There Isn't Enough Time
There Isn’t Enough Time
I keep meaning to write this one, and then a week goes by. Then a month. Funny topic to run out of time for, honestly.
But that’s kind of the whole thing, isn’t it? There just isn’t enough time. Not in a dramatic, life-is-short, sunset-quote way. More in the ordinary way. The way you look up and it’s already evening and you’re not totally sure where the day went.
The day fills itself
Nobody schedules the day to be full. It just happens. You wake up, and before you’ve really decided anything, the hours are already spoken for. Work takes the big chunk. Then the small stuff — messages, errands, that one thing you said you’d do — fills in the gaps. By the time you’re free, you’re also kind of done. Tired in a quiet way. Not enough left in the tank to start anything real.

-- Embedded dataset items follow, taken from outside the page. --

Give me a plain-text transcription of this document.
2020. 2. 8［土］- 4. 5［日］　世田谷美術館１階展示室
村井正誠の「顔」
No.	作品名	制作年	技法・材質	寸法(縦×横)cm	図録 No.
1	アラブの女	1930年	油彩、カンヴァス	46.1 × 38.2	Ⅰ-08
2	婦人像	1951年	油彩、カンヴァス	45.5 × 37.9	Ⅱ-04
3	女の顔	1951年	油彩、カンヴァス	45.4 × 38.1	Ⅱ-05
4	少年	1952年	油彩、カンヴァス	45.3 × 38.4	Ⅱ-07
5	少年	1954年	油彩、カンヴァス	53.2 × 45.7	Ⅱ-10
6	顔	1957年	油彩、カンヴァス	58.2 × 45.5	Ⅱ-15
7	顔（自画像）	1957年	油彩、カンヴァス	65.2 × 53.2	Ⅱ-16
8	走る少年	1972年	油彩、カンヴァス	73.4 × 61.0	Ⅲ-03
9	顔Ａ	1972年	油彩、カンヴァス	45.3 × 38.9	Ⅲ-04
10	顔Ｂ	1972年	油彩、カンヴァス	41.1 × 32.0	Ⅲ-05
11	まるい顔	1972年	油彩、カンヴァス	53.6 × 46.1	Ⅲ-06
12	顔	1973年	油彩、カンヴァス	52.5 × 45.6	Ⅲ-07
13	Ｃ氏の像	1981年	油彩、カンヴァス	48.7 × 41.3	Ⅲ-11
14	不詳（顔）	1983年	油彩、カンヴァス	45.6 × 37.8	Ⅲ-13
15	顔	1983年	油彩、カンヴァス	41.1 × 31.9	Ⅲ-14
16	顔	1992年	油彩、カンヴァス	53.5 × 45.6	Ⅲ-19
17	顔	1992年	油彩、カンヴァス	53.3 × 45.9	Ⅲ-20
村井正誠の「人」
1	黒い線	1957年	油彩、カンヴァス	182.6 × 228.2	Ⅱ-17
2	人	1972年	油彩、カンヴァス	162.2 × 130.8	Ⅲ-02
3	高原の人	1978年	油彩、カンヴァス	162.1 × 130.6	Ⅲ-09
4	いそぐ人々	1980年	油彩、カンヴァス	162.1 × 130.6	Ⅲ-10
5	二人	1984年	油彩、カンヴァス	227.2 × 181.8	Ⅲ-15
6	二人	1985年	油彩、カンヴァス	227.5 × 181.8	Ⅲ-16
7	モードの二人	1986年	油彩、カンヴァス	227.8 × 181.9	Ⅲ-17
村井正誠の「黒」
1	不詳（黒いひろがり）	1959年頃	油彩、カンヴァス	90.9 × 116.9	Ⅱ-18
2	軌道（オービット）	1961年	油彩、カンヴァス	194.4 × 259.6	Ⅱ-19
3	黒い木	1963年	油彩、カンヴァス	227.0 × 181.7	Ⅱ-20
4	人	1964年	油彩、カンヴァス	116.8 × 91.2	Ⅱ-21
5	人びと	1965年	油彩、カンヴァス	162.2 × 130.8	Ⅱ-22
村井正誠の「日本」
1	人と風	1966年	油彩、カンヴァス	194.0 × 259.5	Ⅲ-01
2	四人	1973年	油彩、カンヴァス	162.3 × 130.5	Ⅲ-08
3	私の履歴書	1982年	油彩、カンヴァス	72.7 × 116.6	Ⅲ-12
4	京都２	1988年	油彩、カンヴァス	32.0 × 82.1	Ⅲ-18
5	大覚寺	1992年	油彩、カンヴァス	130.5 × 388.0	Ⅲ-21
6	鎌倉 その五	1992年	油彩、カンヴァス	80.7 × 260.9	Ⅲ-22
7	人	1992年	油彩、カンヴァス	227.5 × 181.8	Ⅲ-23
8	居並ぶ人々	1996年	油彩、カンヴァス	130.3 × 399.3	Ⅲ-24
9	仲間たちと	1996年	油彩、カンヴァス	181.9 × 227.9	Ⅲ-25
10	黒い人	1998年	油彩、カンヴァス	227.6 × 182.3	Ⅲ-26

And then you do it again tomorrow.
Family gets the leftovers
This is the part that sneaks up on you. You don’t mean to give family the leftover time. It’s just what’s left after everything else takes its share.
A quick “how was your day” instead of actually sitting with someone. A call to your parents that you keep pushing to the weekend. Being in the same room as people you love but also half-looking at a screen. None of it feels like neglect in the moment. It’s just small. But the small adds up, and one day you realize you’ve been around people without really being with them for a while now.
The people closest to you tend to be the most patient, which is exactly why they end up last in line. They’ll understand. They always understand. That’s the trap.
The stuff you wanted to build
Everyone’s got a thing. The project. The little app. The side business. The book, the song, the garden, the whatever. The thing you’d get to “when things calm down.”
Things don’t calm down. That’s the secret nobody tells you. There’s no quiet stretch coming where the time just appears. The half-finished folders, the notes app full of ideas, the “I’ll start Monday” that’s been a lot of Mondays — that’s not laziness. It’s just that building things takes long, uninterrupted hours, and long uninterrupted hours are the rarest thing there is now.
So the ideas sit there. Still good ideas. Just waiting.
Even rest costs time
Here’s the annoying part. Rest isn’t free either. You need time to actually unwind, and when there’s no time, even resting feels rushed. You scroll for twenty minutes because it’s the only thing that fits in twenty minutes. It’s not really rest. It’s just a pause. And then you feel a little worse for it, which somehow takes more energy too.
It’s not really about time
The more I think about it, the less it feels like a clock problem. There are technically the same 24 hours there always were. It’s more that attention got expensive. Everything wants a piece of it. Everything’s designed to take a little, and a little from enough places is a lot.
So “there isn’t enough time” might really be “there isn’t enough of me to go around.” Which is a different problem, and maybe a more honest one.
What I’m trying, anyway
I don’t have a clean answer. If I did, this would be a different kind of blog with a list and bold headers and a confident tone. This isn’t that.
But a few small things seem to help, at least a little:
- Picking one thing that matters and protecting a bit of time for it, badly and imperfectly, instead of waiting for the perfect free afternoon that never shows up.
- Actually putting the phone in another room sometimes. Not always. Sometimes.
- Saying no to a few things, and being okay with the small guilt that comes with it.
- Treating time with the people I love like it’s the main thing, not the thing that gets whatever’s left.
None of it fixes the problem. The day still fills up. But it feels a tiny bit more like I’m choosing where the time goes, instead of just watching it leave.
That’s probably the best any of us can do. And honestly? That’s fine.
Anyway. I should get going. You know how it is.